Over the last 18 months, the small but agile Indaba team has worked tirelessly to bring some exciting enhancements to the platform, (Indaba 3.0 as I like to call it), as well as launch some cool projects. Our hope with these new changes is to further streamline the online data collection process for colleagues and partners around the world.
As our Executive Director, Nathaniel Heller, alluded to in his blog post, “Why We're Investing in Moving Legacy Data Into Indaba” with the changes to the platform, Indaba will now give project managers a way to more easily design, launch and manage the day-to-day aspects of their projects.
With the help of existing Indaba user insights, we narrowed down the scope of our ever long “wish-list” of platform upgrades functionalities and user interface enhancements. The major change to the platform includes a whole new interface, Control Panel, which allows project managers and support staff to build key components of their work (uploading questions, creating reusable surveys, adding project contributors and units of analysis.)
We also updated user functionalities for the existing platform interface, Fieldwork Manager, used by field contributors and project managers to amass data in an organized fashion.
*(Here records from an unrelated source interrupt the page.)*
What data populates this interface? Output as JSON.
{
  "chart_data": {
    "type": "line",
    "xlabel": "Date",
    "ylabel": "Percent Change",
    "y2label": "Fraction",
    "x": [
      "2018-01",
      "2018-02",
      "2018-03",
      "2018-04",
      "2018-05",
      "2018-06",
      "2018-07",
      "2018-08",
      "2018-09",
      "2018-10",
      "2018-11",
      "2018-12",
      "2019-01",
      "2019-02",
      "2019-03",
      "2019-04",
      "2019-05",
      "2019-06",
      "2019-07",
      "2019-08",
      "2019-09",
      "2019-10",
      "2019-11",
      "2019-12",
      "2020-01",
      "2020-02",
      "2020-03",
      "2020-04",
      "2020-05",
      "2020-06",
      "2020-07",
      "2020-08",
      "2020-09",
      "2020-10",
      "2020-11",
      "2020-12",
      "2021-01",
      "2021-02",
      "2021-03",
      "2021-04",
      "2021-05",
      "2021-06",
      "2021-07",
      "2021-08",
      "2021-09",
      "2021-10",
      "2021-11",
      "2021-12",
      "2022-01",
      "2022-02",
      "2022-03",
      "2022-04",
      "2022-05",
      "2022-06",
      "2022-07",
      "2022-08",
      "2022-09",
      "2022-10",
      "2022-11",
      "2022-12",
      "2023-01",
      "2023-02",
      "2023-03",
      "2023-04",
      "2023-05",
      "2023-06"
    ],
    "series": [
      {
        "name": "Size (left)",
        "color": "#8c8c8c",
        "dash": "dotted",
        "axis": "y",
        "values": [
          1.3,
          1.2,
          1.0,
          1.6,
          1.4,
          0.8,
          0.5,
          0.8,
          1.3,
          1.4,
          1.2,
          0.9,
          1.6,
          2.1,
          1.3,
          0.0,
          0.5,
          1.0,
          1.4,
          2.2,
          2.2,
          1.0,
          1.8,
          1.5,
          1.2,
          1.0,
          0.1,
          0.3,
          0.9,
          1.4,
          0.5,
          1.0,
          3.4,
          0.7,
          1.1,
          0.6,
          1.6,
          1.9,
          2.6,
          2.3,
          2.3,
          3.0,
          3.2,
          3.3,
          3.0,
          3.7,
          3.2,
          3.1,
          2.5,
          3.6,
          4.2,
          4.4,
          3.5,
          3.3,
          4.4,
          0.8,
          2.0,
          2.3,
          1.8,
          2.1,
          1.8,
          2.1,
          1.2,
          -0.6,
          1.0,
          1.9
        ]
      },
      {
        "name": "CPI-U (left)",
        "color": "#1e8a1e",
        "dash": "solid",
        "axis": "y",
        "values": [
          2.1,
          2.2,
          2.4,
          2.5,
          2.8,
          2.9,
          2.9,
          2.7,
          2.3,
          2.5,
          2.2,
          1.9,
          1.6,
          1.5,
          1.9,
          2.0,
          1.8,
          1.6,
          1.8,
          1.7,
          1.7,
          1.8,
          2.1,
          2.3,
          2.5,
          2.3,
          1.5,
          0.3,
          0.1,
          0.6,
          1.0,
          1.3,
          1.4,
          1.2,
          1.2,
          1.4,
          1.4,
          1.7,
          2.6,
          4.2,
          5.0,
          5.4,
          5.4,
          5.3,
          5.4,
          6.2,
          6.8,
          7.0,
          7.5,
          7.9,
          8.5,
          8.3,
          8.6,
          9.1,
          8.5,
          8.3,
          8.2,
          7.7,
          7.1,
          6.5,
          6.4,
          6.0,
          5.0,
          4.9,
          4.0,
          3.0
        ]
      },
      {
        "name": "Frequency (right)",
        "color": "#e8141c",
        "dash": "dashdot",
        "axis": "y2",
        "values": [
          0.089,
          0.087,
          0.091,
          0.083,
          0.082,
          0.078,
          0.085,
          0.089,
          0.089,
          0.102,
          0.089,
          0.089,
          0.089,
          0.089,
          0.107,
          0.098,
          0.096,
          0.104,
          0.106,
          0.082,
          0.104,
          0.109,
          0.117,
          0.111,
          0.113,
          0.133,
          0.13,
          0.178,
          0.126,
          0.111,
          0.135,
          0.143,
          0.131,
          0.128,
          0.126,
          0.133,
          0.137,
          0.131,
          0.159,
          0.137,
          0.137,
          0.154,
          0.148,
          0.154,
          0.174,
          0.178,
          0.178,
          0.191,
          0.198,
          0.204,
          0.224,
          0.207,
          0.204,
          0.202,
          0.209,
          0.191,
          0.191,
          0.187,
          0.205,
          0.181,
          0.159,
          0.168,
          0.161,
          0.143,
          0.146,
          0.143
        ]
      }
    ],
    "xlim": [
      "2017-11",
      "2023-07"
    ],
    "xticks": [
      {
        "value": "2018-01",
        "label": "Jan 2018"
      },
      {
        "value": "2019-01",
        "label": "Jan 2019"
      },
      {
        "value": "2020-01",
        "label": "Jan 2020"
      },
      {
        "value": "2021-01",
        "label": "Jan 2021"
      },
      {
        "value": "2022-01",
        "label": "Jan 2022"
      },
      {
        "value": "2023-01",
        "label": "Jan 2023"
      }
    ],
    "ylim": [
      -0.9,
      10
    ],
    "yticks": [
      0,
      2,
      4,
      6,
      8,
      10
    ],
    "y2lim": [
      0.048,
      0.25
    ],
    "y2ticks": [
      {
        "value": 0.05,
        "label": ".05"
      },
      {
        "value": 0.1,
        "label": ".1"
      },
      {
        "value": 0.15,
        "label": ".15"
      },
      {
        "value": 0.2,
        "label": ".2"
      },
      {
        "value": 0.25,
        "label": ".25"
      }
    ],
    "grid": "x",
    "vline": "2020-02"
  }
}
It is our hope that changes to this part of Indaba will greatly enhance the data collection process.
Now project managers can assign tasks to users from a “queue” system, which filters through hundreds, if not more, tasks per project. Managers can “swap” different people from one job to another to suit the needs of the project.
One of the upgrades I am most excited about is the ability for managers to ask and send questions to anyone working on the project. This could be done during any of the review or edit stages (as defined by the organization creating a project). Previously, Indaba would only allow managers to ask questions to the original respondent who created the content. This feature is particularly helpful when a manager needs further clarification on the way something was edited or if a reviewer provides a new source of information and the relevance is not clearly articulated. This feature could also be useful if a project requires verification feedback regarding specific data or information collected from a government official, business entity, etc.
Needless to say, we are thankful to our developers OpenConcept Systems (OCS) who worked tirelessly to ensure the new changes were installed in a timely manner and with as few “bugs” as possible.